Malheureusement, la nouvelle politique budgétaire de l'UE règles – convenue par le Parlement européen et le Conseil en février – sapera la capacité du bloc à investir dans les technologies vertes et la modernisation industrielle, et creusera les disparités entre les États membres. Selon recherche Selon la Confédération européenne des syndicats, seuls trois pays (le Danemark, l'Irlande et la Suède) peuvent répondre à leurs besoins en investissements sociaux et verts dans le cadre des nouvelles règles budgétaires de l'UE. Pour combler l’écart avec le reste de l’UE, il faudra 300 à 420 milliards d’euros supplémentaires par an. Si ce financement n’est pas accordé, le marché intérieur de l’UE risque d’être fragmenté, ce qui accélérerait la désindustrialisation.
En outre, le soutien aux communautés de travail – assuré par de fortes conditionnalités sociales sur toutes les initiatives de financement public, de marchés publics et de marchés porteurs – est nécessaire pour stimuler la croissance économique, créer des emplois et protéger l’environnement, autant d’éléments essentiels pour gagner. confiance publique. Les temps exceptionnels exigent des solutions innovantes, et non plus les mêmes politiques qui ont échoué. Des approches telles que l’austérité, la flexibilisation du marché du travail et la privatisation ne feront qu’exacerber les problèmes auxquels nous sommes confrontés.
De même, le populisme à courte vue ne peut remplacer la stratégie industrielle holistique dont l’Europe a besoin pour rivaliser avec celle de ses concurrents – une approche qui prend en compte toutes les dimensions des défis à venir.

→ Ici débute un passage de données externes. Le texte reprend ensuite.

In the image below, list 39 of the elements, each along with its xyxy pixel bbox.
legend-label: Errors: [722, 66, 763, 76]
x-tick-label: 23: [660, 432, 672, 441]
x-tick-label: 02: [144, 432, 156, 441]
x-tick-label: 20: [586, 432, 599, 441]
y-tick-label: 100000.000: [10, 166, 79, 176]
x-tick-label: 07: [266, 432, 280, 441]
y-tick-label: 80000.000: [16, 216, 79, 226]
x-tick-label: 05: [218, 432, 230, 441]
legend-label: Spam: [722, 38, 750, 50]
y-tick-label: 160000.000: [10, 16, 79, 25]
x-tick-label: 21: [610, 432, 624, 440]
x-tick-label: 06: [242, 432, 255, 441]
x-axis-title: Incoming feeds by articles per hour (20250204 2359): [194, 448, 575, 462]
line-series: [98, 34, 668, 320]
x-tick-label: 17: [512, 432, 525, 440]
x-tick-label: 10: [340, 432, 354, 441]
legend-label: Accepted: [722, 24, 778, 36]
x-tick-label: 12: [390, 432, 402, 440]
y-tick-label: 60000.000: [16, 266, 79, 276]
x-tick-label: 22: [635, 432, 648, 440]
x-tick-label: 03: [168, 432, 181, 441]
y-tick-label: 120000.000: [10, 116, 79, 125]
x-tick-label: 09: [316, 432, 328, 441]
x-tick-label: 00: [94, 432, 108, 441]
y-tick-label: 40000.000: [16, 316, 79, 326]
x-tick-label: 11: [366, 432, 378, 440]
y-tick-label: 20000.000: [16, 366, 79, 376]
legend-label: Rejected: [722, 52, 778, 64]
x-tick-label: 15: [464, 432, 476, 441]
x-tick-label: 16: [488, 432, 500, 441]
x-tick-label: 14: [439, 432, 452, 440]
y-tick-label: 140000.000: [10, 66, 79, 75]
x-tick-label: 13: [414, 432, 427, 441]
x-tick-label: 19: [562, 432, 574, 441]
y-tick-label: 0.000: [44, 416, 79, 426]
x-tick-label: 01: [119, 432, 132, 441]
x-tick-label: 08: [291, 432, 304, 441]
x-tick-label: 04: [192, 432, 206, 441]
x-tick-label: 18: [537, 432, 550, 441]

Par exemple, une focalisation unidimensionnelle sur des critères environnementaux stricts risque de produire des produits verts inabordables, ce qui freinerait les progrès dans le domaine des véhicules électriques et d’autres industries critiques.
Les choix que nous ferons dans les années à venir détermineront si l'industrie européenne – qui fait partie intégrante du tissu social de l'UE – a un avenir à long terme. C’est pourquoi le prochain Parlement européen doit faire de la mise en œuvre d’un pacte vert européen renouvelé, complété par des initiatives visant à soutenir l’industrie et à attirer un large soutien du public, une priorité absolue.